Wild, Wild Country depends heavily on contemporary news footage the directors heard about from an archivist. The Ways interviewed some of the key figures, including current and former members of the cult as well as some of the opposing townsfolk and law enforcement.
The great part is the way the archival footage is used to structure the story, and the interviews with Sheela Birnstien and Jane Stork. Sheela is funny and outspoken as she always was, but also cold and unrepentant. She’s a fascinating figure and always interesting to watch. Jane is more sympathetic – she explains how she came to join the cult and the effect it had on her with simplicity and honesty.
The less-great parts are the restricted focus and the reluctance to really question the interviewees when they are self-serving or evasive. There’s very little detail about the cult before or after this event. We only learn about the cult’s beliefs from sensational news clips (which are hard to take seriously with their exclamations about sex cults! and Satan!) or people who are still making money from the cult. And both Sheela and the cult’s lawyer are allowed to explain or avoid any topic they like. It’s not clear that one of the interviewees, Jayananda, was married to Sheela for some of the time in Oregon, or that she bigamously married another guy there too.
Maybe I’ve been spoiled by documentary directors like Errol Morris who put their interview subjects under a microscope. But the “we’ll show both sides and let you figure it out” method seems lazy to me. I don’t have the access that the directors do, so I’m relying on them to find the truth and present it.
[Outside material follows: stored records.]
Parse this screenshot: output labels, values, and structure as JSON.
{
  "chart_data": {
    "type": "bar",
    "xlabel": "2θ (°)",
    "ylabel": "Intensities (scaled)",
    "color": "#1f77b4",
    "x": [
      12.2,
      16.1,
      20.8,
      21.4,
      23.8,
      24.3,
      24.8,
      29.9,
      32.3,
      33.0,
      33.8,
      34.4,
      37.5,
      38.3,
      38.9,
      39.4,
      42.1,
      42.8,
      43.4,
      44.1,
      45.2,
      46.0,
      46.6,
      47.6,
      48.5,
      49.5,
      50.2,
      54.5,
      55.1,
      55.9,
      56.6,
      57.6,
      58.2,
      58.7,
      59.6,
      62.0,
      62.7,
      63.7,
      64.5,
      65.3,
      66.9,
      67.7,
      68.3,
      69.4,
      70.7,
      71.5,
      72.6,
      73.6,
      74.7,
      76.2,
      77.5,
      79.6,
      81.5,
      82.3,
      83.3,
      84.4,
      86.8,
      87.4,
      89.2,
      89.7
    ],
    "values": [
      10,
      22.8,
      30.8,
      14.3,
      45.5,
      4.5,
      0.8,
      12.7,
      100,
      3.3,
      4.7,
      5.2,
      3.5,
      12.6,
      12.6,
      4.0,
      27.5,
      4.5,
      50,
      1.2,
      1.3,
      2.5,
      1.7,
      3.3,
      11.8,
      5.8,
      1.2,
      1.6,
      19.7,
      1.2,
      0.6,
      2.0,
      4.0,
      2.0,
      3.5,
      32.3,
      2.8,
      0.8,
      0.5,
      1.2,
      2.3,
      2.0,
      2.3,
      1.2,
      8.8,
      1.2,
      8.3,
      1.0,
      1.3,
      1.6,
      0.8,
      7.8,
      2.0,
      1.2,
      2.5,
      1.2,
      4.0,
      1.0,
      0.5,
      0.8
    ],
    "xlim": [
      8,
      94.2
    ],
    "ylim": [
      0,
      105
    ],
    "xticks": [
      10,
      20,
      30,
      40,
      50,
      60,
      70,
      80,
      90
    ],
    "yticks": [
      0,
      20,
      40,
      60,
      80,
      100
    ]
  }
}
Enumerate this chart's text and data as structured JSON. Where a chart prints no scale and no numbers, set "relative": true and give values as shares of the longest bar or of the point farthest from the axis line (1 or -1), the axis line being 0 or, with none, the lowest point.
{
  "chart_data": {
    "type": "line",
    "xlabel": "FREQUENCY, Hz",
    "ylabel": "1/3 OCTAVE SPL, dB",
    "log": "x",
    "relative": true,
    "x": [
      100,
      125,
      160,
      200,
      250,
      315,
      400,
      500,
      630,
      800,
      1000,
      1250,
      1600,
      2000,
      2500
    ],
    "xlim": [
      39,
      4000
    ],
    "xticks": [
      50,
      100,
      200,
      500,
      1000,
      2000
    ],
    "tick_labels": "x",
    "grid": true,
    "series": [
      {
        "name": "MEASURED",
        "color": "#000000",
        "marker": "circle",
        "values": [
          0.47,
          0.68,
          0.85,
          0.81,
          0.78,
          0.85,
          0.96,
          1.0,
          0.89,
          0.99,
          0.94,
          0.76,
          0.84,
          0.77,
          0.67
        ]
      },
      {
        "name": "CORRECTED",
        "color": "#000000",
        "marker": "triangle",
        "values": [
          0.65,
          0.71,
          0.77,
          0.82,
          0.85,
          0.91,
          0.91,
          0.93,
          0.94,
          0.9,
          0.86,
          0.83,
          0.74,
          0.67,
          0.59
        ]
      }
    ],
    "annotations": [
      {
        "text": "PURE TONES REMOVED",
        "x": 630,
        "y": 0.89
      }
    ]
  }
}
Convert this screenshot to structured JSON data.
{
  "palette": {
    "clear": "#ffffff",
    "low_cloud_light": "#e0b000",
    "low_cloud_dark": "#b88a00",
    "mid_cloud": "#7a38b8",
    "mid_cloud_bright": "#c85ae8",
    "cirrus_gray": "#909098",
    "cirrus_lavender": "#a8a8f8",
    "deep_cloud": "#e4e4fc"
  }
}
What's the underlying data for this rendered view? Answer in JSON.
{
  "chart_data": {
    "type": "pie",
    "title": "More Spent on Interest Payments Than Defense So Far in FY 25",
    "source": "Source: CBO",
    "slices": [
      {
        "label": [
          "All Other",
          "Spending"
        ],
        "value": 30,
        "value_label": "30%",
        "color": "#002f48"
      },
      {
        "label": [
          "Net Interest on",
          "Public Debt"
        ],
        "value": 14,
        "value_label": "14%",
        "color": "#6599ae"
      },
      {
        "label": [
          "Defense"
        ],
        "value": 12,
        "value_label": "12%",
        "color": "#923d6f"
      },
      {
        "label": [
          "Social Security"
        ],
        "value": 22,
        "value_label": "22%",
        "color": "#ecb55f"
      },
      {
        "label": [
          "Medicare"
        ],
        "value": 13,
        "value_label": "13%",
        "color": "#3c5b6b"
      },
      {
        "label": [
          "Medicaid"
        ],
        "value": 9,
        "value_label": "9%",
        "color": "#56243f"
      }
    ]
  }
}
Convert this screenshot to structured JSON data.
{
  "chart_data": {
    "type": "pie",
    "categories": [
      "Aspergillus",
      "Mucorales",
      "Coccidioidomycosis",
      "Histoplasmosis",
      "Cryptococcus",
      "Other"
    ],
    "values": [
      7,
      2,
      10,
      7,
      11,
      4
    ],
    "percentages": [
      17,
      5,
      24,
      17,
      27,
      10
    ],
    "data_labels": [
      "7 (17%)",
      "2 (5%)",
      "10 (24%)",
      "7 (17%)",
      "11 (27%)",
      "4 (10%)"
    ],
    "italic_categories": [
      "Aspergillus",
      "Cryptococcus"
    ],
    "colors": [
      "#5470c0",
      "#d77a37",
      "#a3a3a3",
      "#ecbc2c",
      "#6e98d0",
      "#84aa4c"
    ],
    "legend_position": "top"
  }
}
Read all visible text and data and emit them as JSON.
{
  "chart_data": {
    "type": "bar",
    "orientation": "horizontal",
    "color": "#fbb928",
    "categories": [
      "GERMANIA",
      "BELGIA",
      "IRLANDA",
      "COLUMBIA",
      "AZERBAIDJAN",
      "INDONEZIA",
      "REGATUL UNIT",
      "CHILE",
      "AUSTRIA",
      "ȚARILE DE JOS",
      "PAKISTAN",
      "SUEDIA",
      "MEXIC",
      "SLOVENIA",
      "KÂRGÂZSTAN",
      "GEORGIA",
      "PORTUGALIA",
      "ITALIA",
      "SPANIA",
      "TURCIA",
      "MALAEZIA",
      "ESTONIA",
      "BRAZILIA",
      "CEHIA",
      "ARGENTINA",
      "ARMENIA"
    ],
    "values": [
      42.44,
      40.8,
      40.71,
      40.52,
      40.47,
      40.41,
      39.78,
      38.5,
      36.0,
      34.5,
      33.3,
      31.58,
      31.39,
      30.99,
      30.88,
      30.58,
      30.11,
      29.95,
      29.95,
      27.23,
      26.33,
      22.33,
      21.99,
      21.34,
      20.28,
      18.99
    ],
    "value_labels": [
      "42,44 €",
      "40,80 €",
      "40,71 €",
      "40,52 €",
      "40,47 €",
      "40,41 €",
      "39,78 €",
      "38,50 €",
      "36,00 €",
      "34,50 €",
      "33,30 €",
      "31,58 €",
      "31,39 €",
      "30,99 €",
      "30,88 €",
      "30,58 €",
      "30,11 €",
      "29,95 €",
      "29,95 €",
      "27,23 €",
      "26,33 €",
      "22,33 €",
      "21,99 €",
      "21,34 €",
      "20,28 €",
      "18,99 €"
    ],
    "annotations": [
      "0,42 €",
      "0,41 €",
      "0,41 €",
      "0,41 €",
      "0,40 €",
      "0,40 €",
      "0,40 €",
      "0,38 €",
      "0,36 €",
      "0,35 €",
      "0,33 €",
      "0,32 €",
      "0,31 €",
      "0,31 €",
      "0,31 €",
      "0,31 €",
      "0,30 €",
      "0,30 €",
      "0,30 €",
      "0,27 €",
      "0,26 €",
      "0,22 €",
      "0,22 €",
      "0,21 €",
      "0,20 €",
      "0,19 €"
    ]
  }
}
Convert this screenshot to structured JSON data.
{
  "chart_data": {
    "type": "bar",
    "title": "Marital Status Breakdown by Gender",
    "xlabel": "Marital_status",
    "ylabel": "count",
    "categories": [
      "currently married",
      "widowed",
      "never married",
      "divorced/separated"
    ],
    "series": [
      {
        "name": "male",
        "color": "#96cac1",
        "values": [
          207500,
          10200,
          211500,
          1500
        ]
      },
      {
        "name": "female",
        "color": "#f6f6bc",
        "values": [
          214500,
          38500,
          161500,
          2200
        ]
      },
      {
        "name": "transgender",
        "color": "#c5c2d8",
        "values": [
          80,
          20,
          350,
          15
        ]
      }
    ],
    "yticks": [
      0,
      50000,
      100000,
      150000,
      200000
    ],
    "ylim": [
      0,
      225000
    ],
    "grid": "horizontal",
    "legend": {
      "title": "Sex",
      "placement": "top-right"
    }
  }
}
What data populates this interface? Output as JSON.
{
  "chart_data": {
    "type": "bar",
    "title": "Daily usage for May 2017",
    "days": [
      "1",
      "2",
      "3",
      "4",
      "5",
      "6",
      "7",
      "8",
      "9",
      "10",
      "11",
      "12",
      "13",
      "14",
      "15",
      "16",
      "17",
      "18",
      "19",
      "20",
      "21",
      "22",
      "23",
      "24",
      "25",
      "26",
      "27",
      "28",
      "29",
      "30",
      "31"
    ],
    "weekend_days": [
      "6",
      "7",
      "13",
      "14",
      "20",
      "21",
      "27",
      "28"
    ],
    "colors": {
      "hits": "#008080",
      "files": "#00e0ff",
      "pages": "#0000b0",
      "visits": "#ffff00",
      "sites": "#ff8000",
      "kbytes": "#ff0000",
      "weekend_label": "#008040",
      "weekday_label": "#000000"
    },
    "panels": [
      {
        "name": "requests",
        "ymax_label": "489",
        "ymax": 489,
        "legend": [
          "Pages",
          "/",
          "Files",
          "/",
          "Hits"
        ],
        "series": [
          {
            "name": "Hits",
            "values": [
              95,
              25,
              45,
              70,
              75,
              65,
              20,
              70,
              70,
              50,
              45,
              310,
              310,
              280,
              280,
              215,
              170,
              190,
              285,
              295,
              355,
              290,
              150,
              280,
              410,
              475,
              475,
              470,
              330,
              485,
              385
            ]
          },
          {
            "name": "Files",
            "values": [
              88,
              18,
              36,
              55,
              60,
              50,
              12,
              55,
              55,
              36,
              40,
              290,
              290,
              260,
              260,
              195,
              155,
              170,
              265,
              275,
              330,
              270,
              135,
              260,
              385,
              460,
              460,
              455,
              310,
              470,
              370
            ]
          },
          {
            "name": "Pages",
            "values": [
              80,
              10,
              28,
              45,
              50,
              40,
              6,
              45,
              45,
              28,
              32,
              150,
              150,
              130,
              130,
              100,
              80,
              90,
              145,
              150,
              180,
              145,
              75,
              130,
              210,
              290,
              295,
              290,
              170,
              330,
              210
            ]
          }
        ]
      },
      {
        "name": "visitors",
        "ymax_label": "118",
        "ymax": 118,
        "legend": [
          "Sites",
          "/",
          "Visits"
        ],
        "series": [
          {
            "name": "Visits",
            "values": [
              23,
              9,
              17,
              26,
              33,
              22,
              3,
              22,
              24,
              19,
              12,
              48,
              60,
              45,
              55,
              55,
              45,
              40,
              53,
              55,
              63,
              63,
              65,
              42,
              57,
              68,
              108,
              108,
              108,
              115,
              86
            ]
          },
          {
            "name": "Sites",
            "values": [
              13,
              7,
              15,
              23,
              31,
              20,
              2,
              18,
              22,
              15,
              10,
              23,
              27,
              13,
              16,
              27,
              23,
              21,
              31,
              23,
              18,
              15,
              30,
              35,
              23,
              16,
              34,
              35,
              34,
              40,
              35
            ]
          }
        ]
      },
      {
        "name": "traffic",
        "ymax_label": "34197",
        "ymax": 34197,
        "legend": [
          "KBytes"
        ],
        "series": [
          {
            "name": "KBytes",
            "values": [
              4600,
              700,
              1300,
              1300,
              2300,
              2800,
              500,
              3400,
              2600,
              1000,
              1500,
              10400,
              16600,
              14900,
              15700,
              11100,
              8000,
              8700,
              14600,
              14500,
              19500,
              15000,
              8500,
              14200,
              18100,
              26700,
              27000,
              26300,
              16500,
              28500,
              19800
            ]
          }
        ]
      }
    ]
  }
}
And since Netflix gave them 6 episodes to play with, I think there’s room to explore conflicting details without being biased. Shorter documentaries can take a point of view within a complex topic, but longer ones have a responsibility to do more than “he said, she said”.
Part of the entertainment for me is that Sheela once came to my part of the world and created her usual media spectacle here. Her infamous “tough titties” line was in response to being told that the rural town of Pemberton didn’t want her cult to move there. In the 1990s I saw Rajneeshees in Perth and Fremantle and was offered some pamphlets once. So I was interested to learn more about them.
Overall it’s a good documentary, well-paced and interesting. But true crime fans will want to know more about the cult activities and will need to look elsewhere. Here are a few links to get you started:
- The Oregonian newspaper has a series of articles by Les Zaitz, a journalist who covered the events at the time.
- The Rise And Fall Of The Rajneesh Cult is excerpts from a book by Win McCormack at The New Republic.